Presumivelmente, foi por reconhecimento desse viés que o presidente Bush definiu a
sua filosofia como “conservadorismo compassivo”.7 O grau de compaixão dos
conservadores não tem relevância lógica para os méritos das políticas conservadoras,
mas Bush evidentemente percebeu que alguns indivíduos gravitam ao redor do
progressismo a partir de um desejo de ser (ou de ser visto como) compassivo.
c. As crenças como ferramentas de integração social
As pessoas preferem ter as crenças políticas de outras pessoas de quem gostam e com
quem querem se associar. É improvável que uma pessoa que não gosta da maioria dos
conservadores passe a ter crenças conservadoras. Analogamente, a atração física das
pessoas influencia a tendência dos outros a concordarem politicamente com elas.
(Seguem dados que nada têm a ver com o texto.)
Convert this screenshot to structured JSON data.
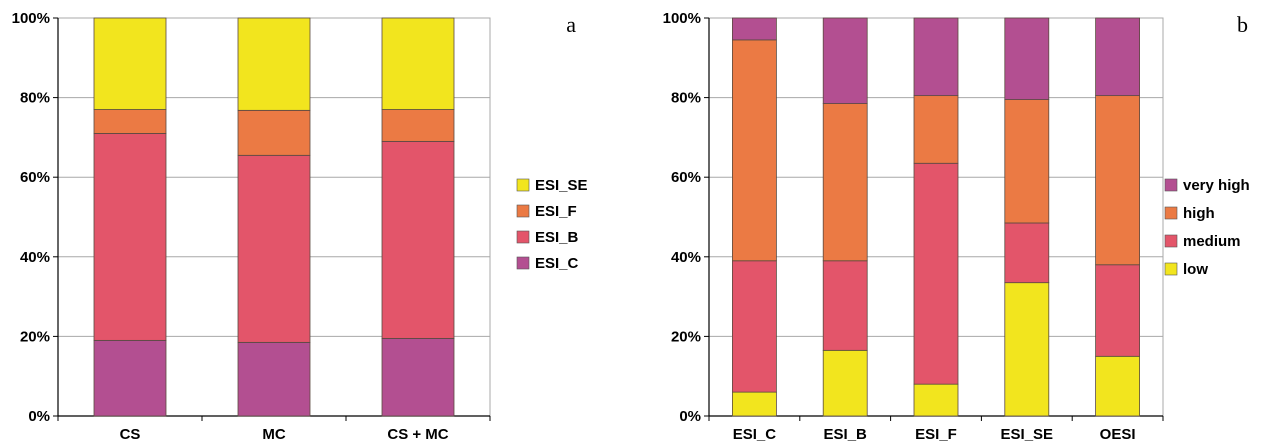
{
  "colors": {
    "yellow": "#f2e51e",
    "orange": "#eb7a44",
    "red": "#e3556a",
    "purple": "#b34f91",
    "grid": "#a8a8a8"
  },
  "chart_data": [
    {
      "type": "bar",
      "stacked": true,
      "panel_label": "a",
      "categories": [
        "CS",
        "MC",
        "CS + MC"
      ],
      "series": [
        {
          "name": "ESI_C",
          "color": "#b34f91",
          "values": [
            19,
            18.5,
            19.5
          ]
        },
        {
          "name": "ESI_B",
          "color": "#e3556a",
          "values": [
            52,
            47,
            49.5
          ]
        },
        {
          "name": "ESI_F",
          "color": "#eb7a44",
          "values": [
            6,
            11.3,
            8
          ]
        },
        {
          "name": "ESI_SE",
          "color": "#f2e51e",
          "values": [
            23,
            23.2,
            23
          ]
        }
      ],
      "legend_order": [
        "ESI_SE",
        "ESI_F",
        "ESI_B",
        "ESI_C"
      ],
      "yticks": [
        "0%",
        "20%",
        "40%",
        "60%",
        "80%",
        "100%"
      ],
      "ylim": [
        0,
        100
      ],
      "grid": true,
      "legend_position": "right"
    },
    {
      "type": "bar",
      "stacked": true,
      "panel_label": "b",
      "categories": [
        "ESI_C",
        "ESI_B",
        "ESI_F",
        "ESI_SE",
        "OESI"
      ],
      "series": [
        {
          "name": "low",
          "color": "#f2e51e",
          "values": [
            6,
            16.5,
            8,
            33.5,
            15
          ]
        },
        {
          "name": "medium",
          "color": "#e3556a",
          "values": [
            33,
            22.5,
            55.5,
            15,
            23
          ]
        },
        {
          "name": "high",
          "color": "#eb7a44",
          "values": [
            55.5,
            39.5,
            17,
            31,
            42.5
          ]
        },
        {
          "name": "very high",
          "color": "#b34f91",
          "values": [
            5.5,
            21.5,
            19.5,
            20.5,
            19.5
          ]
        }
      ],
      "legend_order": [
        "very high",
        "high",
        "medium",
        "low"
      ],
      "yticks": [
        "0%",
        "20%",
        "40%",
        "60%",
        "80%",
        "100%"
      ],
      "ylim": [
        0,
        100
      ],
      "grid": true,
      "legend_position": "right"
    }
  ]
}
Um
estudo das eleições federais canadenses descobriu que os candidatos atraentes recebiam
mais do dobro dos votos do que os candidatos que não são atraentes – apesar de a
maioria dos entrevistados negar nos termos mais fortes possíveis que a atração física
tenha tido qualquer influência nos seus votos.8
O papel social de crenças políticas provavelmente explica boa parte do agrupamento
de crenças sem relação lógica. As pessoas com as mesmas orientações políticas têm
maior probabilidade de passar mais tempo juntas do que as pessoas com orientações
políticas divergentes. Uma boa quantidade de provas mostra que as pessoas tendem a
se conformar às crenças e disposições dos que os rodeiam, particularmente daqueles
que veem como semelhantes a si mesmas.9 Assim, pessoas com um nível substancial de
concordância política inicial tenderão a convergir mais ao longo do tempo – ainda que
a coleção particular de crenças sobre as quais há convergência possa ser largamente
uma questão historicamente acidental (daí a dificuldade de elaborar um princípio geral
que una as crenças progressistas ou as conservadoras).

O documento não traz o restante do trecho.